At the same time, the CJEU upheld standard contractual clauses (“SCCs”) as a valid method for data

transfers to the US, but with certain riders.

Impact:

Whilst the CJEU’s decisions in the Schrems II case impacted EU-US data transfers, it is pertinent to note that this ruling had implications for cross-border transfers across the world since the same principles will apply elsewhere, in relation to EU data transfers.

In other words, we can conclude that as per the precedent set by the Schrems II case, any and all businesses must undertake thorough due diligence before transferring personal data from an EU country to a location outside of the European Economic Area (“EEA”), including India.

Importance:

Hence as per the Schrems II case, for any contract entered into by an Indian company for data transfer from the EU, the following steps may be included, as a new standard:

  • assessing the risks, that would apply to the data, after it is transferred;
  • evaluating the protections clauses that would apply as per the laws of India; and
  • implementing any additional measures necessary to address the said risks.

The EDPB and Schrems II connection:

EU’s concerns with India, regardless of the EDPB report and/or the Schrems II judgement remain the same i.e., the access the Government of India might have to the data transferred from the EU, once it enters Indian jurisdiction.

In regards to this, businesses in India would likely be requested by their EU counterparts to determine additional measures, necessary to meet the level of safeguards that the EU law requires, in addition to requirements under the Indian laws.

NASSCOM Report

In November 2020, NASSCOM initiated member consultations, and subsequently undertook a project to assess the applicable Indian law framework, and the revised SCCs, to:

  • understand existing gaps in the Indian framework vis-à-vis the European essential guarantees highlighted by the CJEU and the EDPB;
  • identify modes of data transfers available to Indian IT-BPM industry and additional measures required in light of the Schrems II judgment, the EDPB’s guidance on supplementary measures, and the new SCCs; and
  • assess impact of India’s forthcoming data protection law (i.e., The Personal Data Protection Bill, 2019) on the overall evaluation of the Indian framework’s adequacy with the EU essential guarantees.

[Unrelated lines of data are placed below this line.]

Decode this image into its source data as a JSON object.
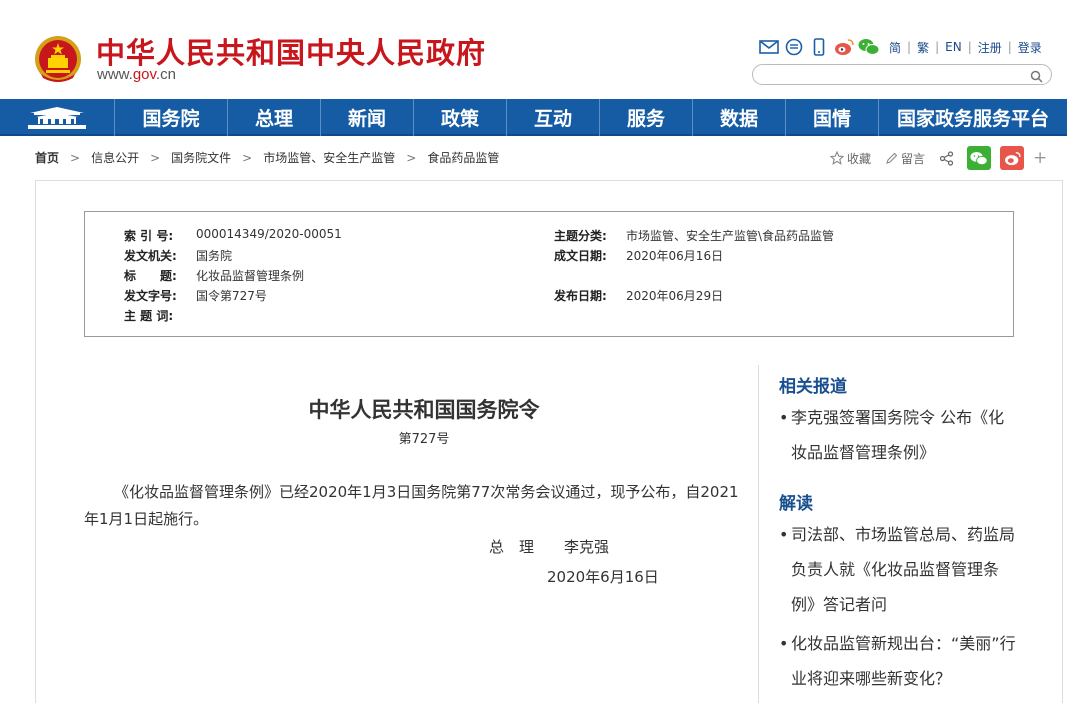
{
  "header": {
    "site_title": "中华人民共和国中央人民政府",
    "site_url_prefix": "www.",
    "site_url_domain": "gov",
    "site_url_suffix": ".cn",
    "lang_simplified": "简",
    "lang_traditional": "繁",
    "lang_english": "EN",
    "register": "注册",
    "login": "登录",
    "search_placeholder": ""
  },
  "nav": {
    "items": [
      "国务院",
      "总理",
      "新闻",
      "政策",
      "互动",
      "服务",
      "数据",
      "国情",
      "国家政务服务平台"
    ]
  },
  "breadcrumb": {
    "items": [
      "首页",
      "信息公开",
      "国务院文件",
      "市场监管、安全生产监管",
      "食品药品监管"
    ]
  },
  "share": {
    "favorite": "收藏",
    "comment": "留言"
  },
  "info": {
    "index_label": "索 引 号:",
    "index_value": "000014349/2020-00051",
    "topic_label": "主题分类:",
    "topic_value": "市场监管、安全生产监管\\食品药品监管",
    "issuer_label": "发文机关:",
    "issuer_value": "国务院",
    "date_written_label": "成文日期:",
    "date_written_value": "2020年06月16日",
    "title_label": "标　　题:",
    "title_value": "化妆品监督管理条例",
    "doc_no_label": "发文字号:",
    "doc_no_value": "国令第727号",
    "publish_label": "发布日期:",
    "publish_value": "2020年06月29日",
    "keywords_label": "主 题 词:",
    "keywords_value": ""
  },
  "document": {
    "title": "中华人民共和国国务院令",
    "number": "第727号",
    "body": "《化妆品监督管理条例》已经2020年1月3日国务院第77次常务会议通过，现予公布，自2021年1月1日起施行。",
    "signature_title": "总　理　　李克强",
    "signature_date": "2020年6月16日"
  },
  "sidebar": {
    "related_heading": "相关报道",
    "related_items": [
      "李克强签署国务院令 公布《化妆品监督管理条例》"
    ],
    "interpret_heading": "解读",
    "interpret_items": [
      "司法部、市场监管总局、药监局负责人就《化妆品监督管理条例》答记者问",
      "化妆品监管新规出台：“美丽”行业将迎来哪些新变化？"
    ]
  },
  "colors": {
    "brand_red": "#c8161d",
    "nav_blue": "#155ca5",
    "heading_blue": "#1a4f8f",
    "wechat_green": "#3cb034",
    "weibo_orange": "#e8554b"
  }
}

The Report further asks two questions:

  • first, whether the law allows the Government to access ‘foreign’ data, i.e., can EU residents’ data be accessed under the law? and
  • second, whether the law covers situations of data ‘import’, i.e., situations where data about an EU resident is transferred from an EU company to an Indian data controller or processor?

Applicability to EU imported data:

The Personal Data Protection Bill, 2019 (“PDP Bill”) does not have enabling provisions for the government of India to access data- in that the power to seek data will still be derived from the Information Technology Act, 2000; The Telegraph Act,1885 or The Code of Criminal Procedure,1973.

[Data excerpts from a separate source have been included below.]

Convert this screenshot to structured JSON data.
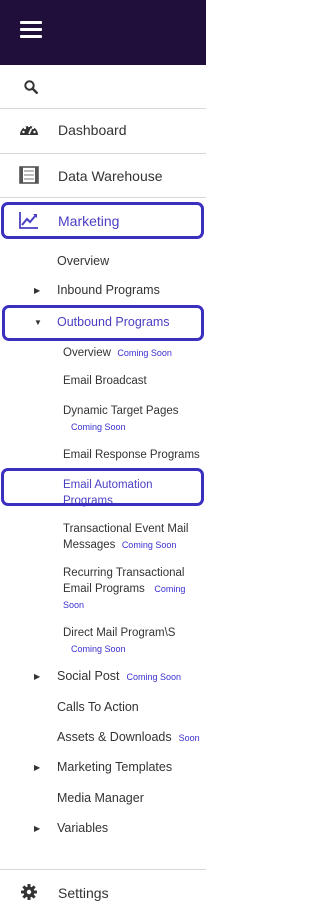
{
  "header": {
    "menu_icon": "hamburger-icon"
  },
  "search": {
    "icon": "search-icon"
  },
  "nav": {
    "dashboard": "Dashboard",
    "data_warehouse": "Data Warehouse",
    "marketing": "Marketing",
    "settings": "Settings"
  },
  "marketing": {
    "overview": "Overview",
    "inbound": "Inbound Programs",
    "outbound": "Outbound Programs",
    "outbound_items": {
      "overview": "Overview",
      "email_broadcast": "Email Broadcast",
      "dynamic_target_pages": "Dynamic Target Pages",
      "email_response": "Email Response Programs",
      "email_automation_1": "Email Automation",
      "email_automation_2": "Programs",
      "transactional_1": "Transactional Event Mail",
      "transactional_2": "Messages",
      "recurring_1": "Recurring Transactional",
      "recurring_2": "Email Programs",
      "direct_mail": "Direct Mail Program\\S"
    },
    "social_post": "Social Post",
    "calls_to_action": "Calls To Action",
    "assets_downloads": "Assets & Downloads",
    "marketing_templates": "Marketing Templates",
    "media_manager": "Media Manager",
    "variables": "Variables"
  },
  "badges": {
    "coming_soon": "Coming Soon",
    "coming": "Coming",
    "soon": "Soon"
  },
  "colors": {
    "header_bg": "#1f0f3a",
    "accent": "#4a3fc4",
    "highlight_border": "#3a2fbf"
  }
}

The PDP Bill was introduced in the Lok Sabha by the Ministry of Electronics and Information Technology in December 2019 and was subsequently referred to a Joint Parliamentary Committee for re-consideration of several contentious clauses. Post extensive stakeholder consultations, the Joint Parliamentary Committee submitted its report in December 2021 that includes the recommendations of the Joint Parliamentary Committee along with the draft bill, now titled the Data Protection Bill, 2021.

Takeaways for Indian companies working with EU counterparts, in relation to data transfers and processing:

Businesses in India will have to accept and comply with EU laws in addition to Indian laws, and record the same in the contract;

Operationally, business in India may require to set up internal policies and/or mechanisms in place to safeguard the interests of their EU counterpart.

The EU data controllers may write to companies under its jurisdiction, which may further down to the Indian parties working on EU data for request for cooperation and/or for documents/clarifications on whether transfers of EU data can be accessed/ affected by Indian regulations.

The EU data protection authorities (DPAs) as a regulator may undertake an assessment of business under its jurisdiction, of whether the contractual arrangements are compliant with EU laws.